A small, overpriced and not-very-representative convention with most of the Tea Party groups absent isn't going to provide any kind of real or lasting leadership or influence, and the backlash against it is probably going to make future organizing and coordination more difficult as groups look on each other with even more suspicion. While this event could have been an opportunity to unify protesters, it is likely to have the exact opposite effect, and the Tea Party movement will remain a loose alliance with its members even more disaffected and disillusioned than they were before. Some will probably even become discouraged and leave the movement before the 2010 elections give them a chance to have a real influence.
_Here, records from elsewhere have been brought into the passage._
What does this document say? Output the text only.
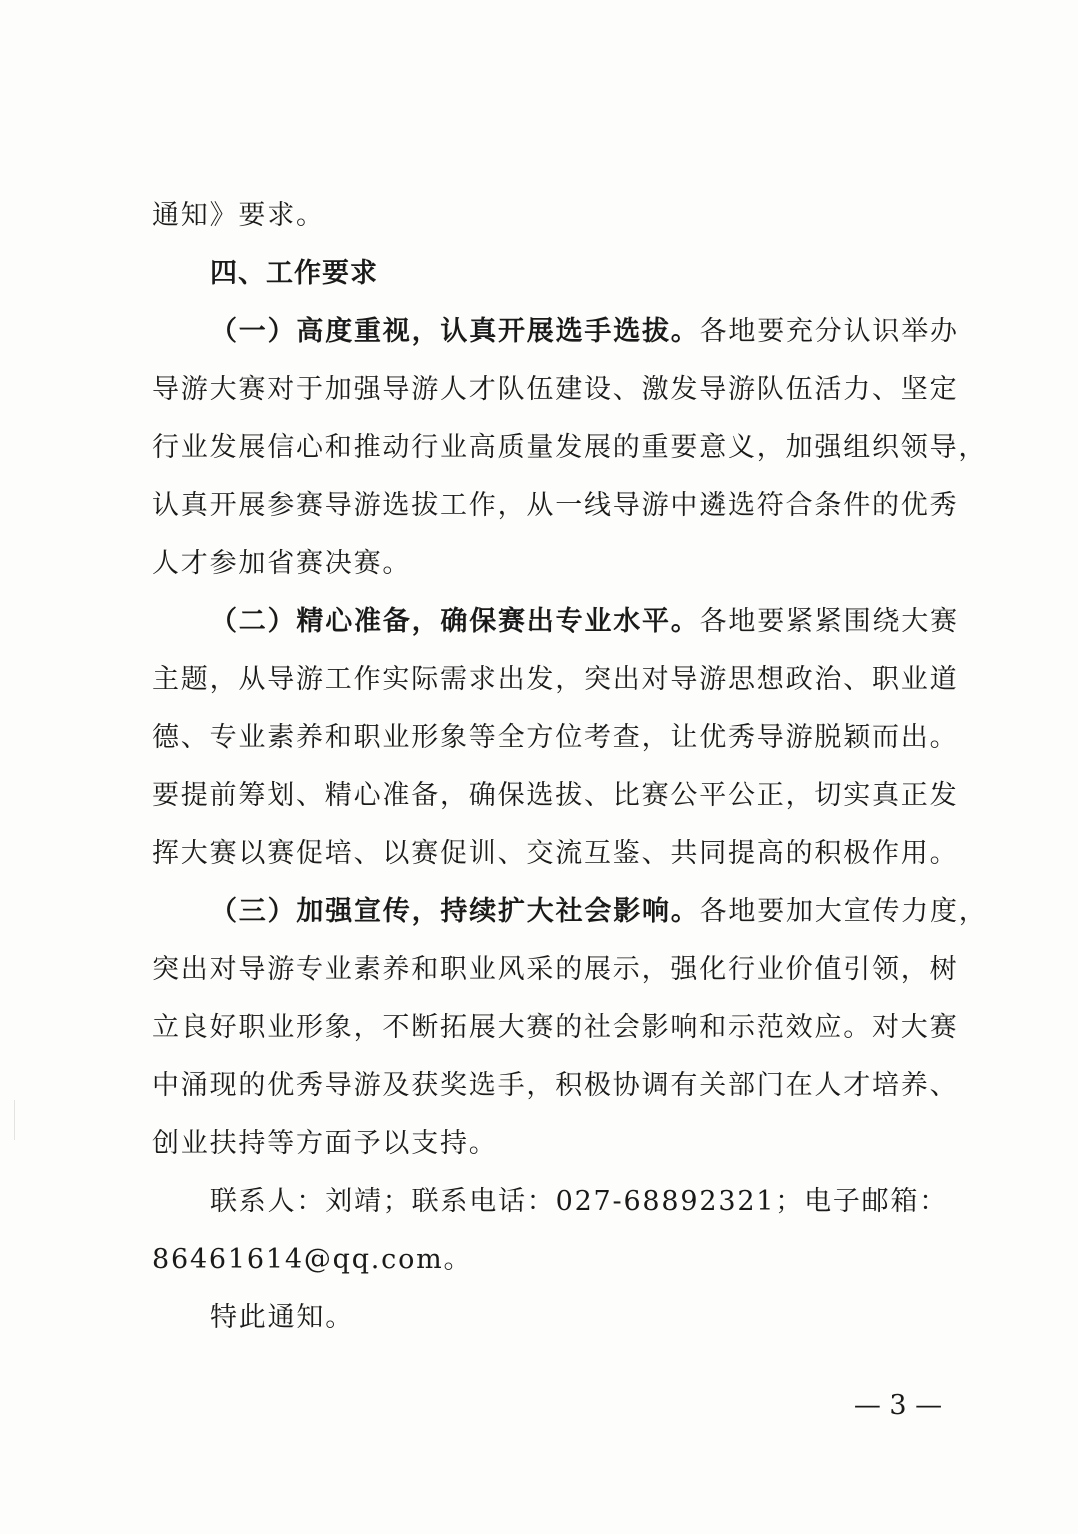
通知》要求。
四、工作要求
（一）高度重视，认真开展选手选拔。各地要充分认识举办
导游大赛对于加强导游人才队伍建设、激发导游队伍活力、坚定
行业发展信心和推动行业高质量发展的重要意义，加强组织领导，
认真开展参赛导游选拔工作，从一线导游中遴选符合条件的优秀
人才参加省赛决赛。
（二）精心准备，确保赛出专业水平。各地要紧紧围绕大赛
主题，从导游工作实际需求出发，突出对导游思想政治、职业道
德、专业素养和职业形象等全方位考查，让优秀导游脱颖而出。
要提前筹划、精心准备，确保选拔、比赛公平公正，切实真正发
挥大赛以赛促培、以赛促训、交流互鉴、共同提高的积极作用。
（三）加强宣传，持续扩大社会影响。各地要加大宣传力度，
突出对导游专业素养和职业风采的展示，强化行业价值引领，树
立良好职业形象，不断拓展大赛的社会影响和示范效应。对大赛
中涌现的优秀导游及获奖选手，积极协调有关部门在人才培养、
创业扶持等方面予以支持。
联系人：刘靖；联系电话：027-68892321；电子邮箱：
86461614@qq.com。
特此通知。
— 3 —
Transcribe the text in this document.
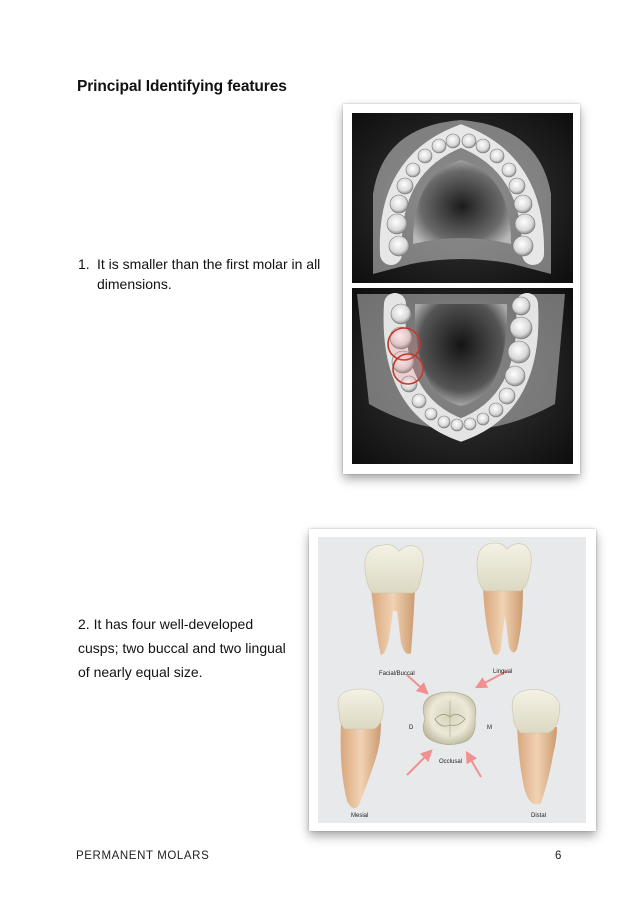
Principal Identifying features
1. It is smaller than the first molar in all dimensions.
2. It has four well-developed cusps; two buccal and two lingual of nearly equal size.	Facial/Buccal	Lingual
D	M
Occlusal
Mesial	Distal
PERMANENT MOLARS	6
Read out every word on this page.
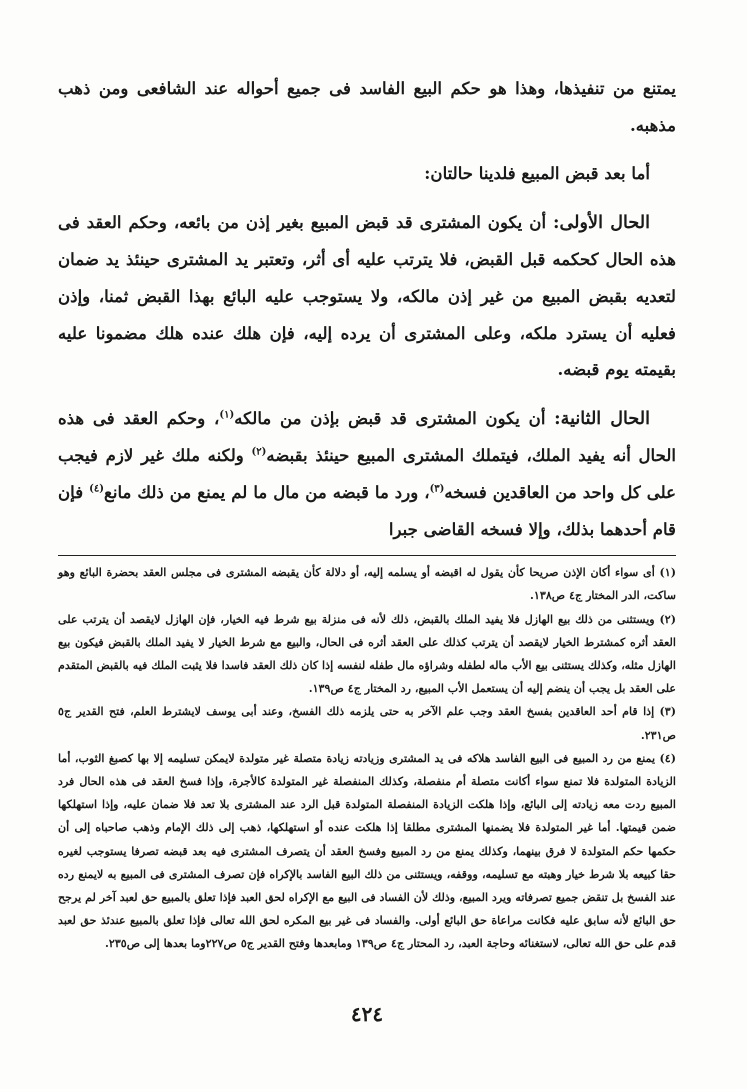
يمتنع من تنفيذها، وهذا هو حكم البيع الفاسد فى جميع أحواله عند الشافعى ومن ذهب مذهبه.

أما بعد قبض المبيع فلدينا حالتان:

الحال الأولى: أن يكون المشترى قد قبض المبيع بغير إذن من بائعه، وحكم العقد فى هذه الحال كحكمه قبل القبض، فلا يترتب عليه أى أثر، وتعتبر يد المشترى حينئذ يد ضمان لتعديه بقبض المبيع من غير إذن مالكه، ولا يستوجب عليه البائع بهذا القبض ثمنا، وإذن فعليه أن يسترد ملكه، وعلى المشترى أن يرده إليه، فإن هلك عنده هلك مضمونا عليه بقيمته يوم قبضه.

الحال الثانية: أن يكون المشترى قد قبض بإذن من مالكه$^{(١)}$، وحكم العقد فى هذه الحال أنه يفيد الملك، فيتملك المشترى المبيع حينئذ بقبضه$^{(٢)}$ ولكنه ملك غير لازم فيجب على كل واحد من العاقدين فسخه$^{(٣)}$، ورد ما قبضه من مال ما لم يمنع من ذلك مانع$^{(٤)}$ فإن قام أحدهما بذلك، وإلا فسخه القاضى جبرا

(١) أى سواء أكان الإذن صريحا كأن يقول له اقبضه أو يسلمه إليه، أو دلالة كأن يقبضه المشترى فى مجلس العقد بحضرة البائع وهو ساكت، الدر المختار ج٤ ص١٣٨.

(٢) ويستثنى من ذلك بيع الهازل فلا يفيد الملك بالقبض، ذلك لأنه فى منزلة بيع شرط فيه الخيار، فإن الهازل لايقصد أن يترتب على العقد أثره كمشترط الخيار لايقصد أن يترتب كذلك على العقد أثره فى الحال، والبيع مع شرط الخيار لا يفيد الملك بالقبض فيكون بيع الهازل مثله، وكذلك يستثنى بيع الأب ماله لطفله وشراؤه مال طفله لنفسه إذا كان ذلك العقد فاسدا فلا يثبت الملك فيه بالقبض المتقدم على العقد بل يجب أن ينضم إليه أن يستعمل الأب المبيع، رد المختار ج٤ ص١٣٩.

(٣) إذا قام أحد العاقدين بفسخ العقد وجب علم الآخر به حتى يلزمه ذلك الفسخ، وعند أبى يوسف لايشترط العلم، فتح القدير ج٥ ص٢٣١.

(٤) يمنع من رد المبيع فى البيع الفاسد هلاكه فى يد المشترى وزيادته زيادة متصلة غير متولدة لايمكن تسليمه إلا بها كصبغ الثوب، أما الزيادة المتولدة فلا تمنع سواء أكانت متصلة أم منفصلة، وكذلك المنفصلة غير المتولدة كالأجرة، وإذا فسخ العقد فى هذه الحال فرد المبيع ردت معه زيادته إلى البائع، وإذا هلكت الزيادة المنفصلة المتولدة قبل الرد عند المشترى بلا تعد فلا ضمان عليه، وإذا استهلكها ضمن قيمتها. أما غير المتولدة فلا يضمنها المشترى مطلقا إذا هلكت عنده أو استهلكها، ذهب إلى ذلك الإمام وذهب صاحباه إلى أن حكمها حكم المتولدة لا فرق بينهما، وكذلك يمنع من رد المبيع وفسخ العقد أن يتصرف المشترى فيه بعد قبضه تصرفا يستوجب لغيره حقا كبيعه بلا شرط خيار وهبته مع تسليمه، ووقفه، ويستثنى من ذلك البيع الفاسد بالإكراه فإن تصرف المشترى فى المبيع به لايمنع رده عند الفسخ بل تنقض جميع تصرفاته ويرد المبيع، وذلك لأن الفساد فى البيع مع الإكراه لحق العبد فإذا تعلق بالمبيع حق لعبد آخر لم يرجح حق البائع لأنه سابق عليه فكانت مراعاة حق البائع أولى. والفساد فى غير بيع المكره لحق الله تعالى فإذا تعلق بالمبيع عندئذ حق لعبد قدم على حق الله تعالى، لاستغنائه وحاجة العبد، رد المحتار ج٤ ص١٣٩ ومابعدها وفتح القدير ج٥ ص٢٢٧وما بعدها إلى ص٢٣٥.

٤٢٤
Ironically, if this convention does have a unifying effect, it's more likely to come out of the hostile coverage from the left than from anything done at the convention. As sanctimonious leftists like Rachel Maddow and Keith Olbermann mock the event and the "Teabaggers" in general, such does more to bring them together despite their differences than any misstep like this convention does to drive them apart. Even those who aren't supporting the convention are going to be offended by the mocking and derision of the left, and that will help them find common ground in common enemies and maybe the next attempt at working together will go better as a result.
So don't write the Tea Party off just because of this sad event in Tennessee. The final chapter in the story of grassroots America rising up and demanding better government has yet to be written and the real test will come at the polls this November.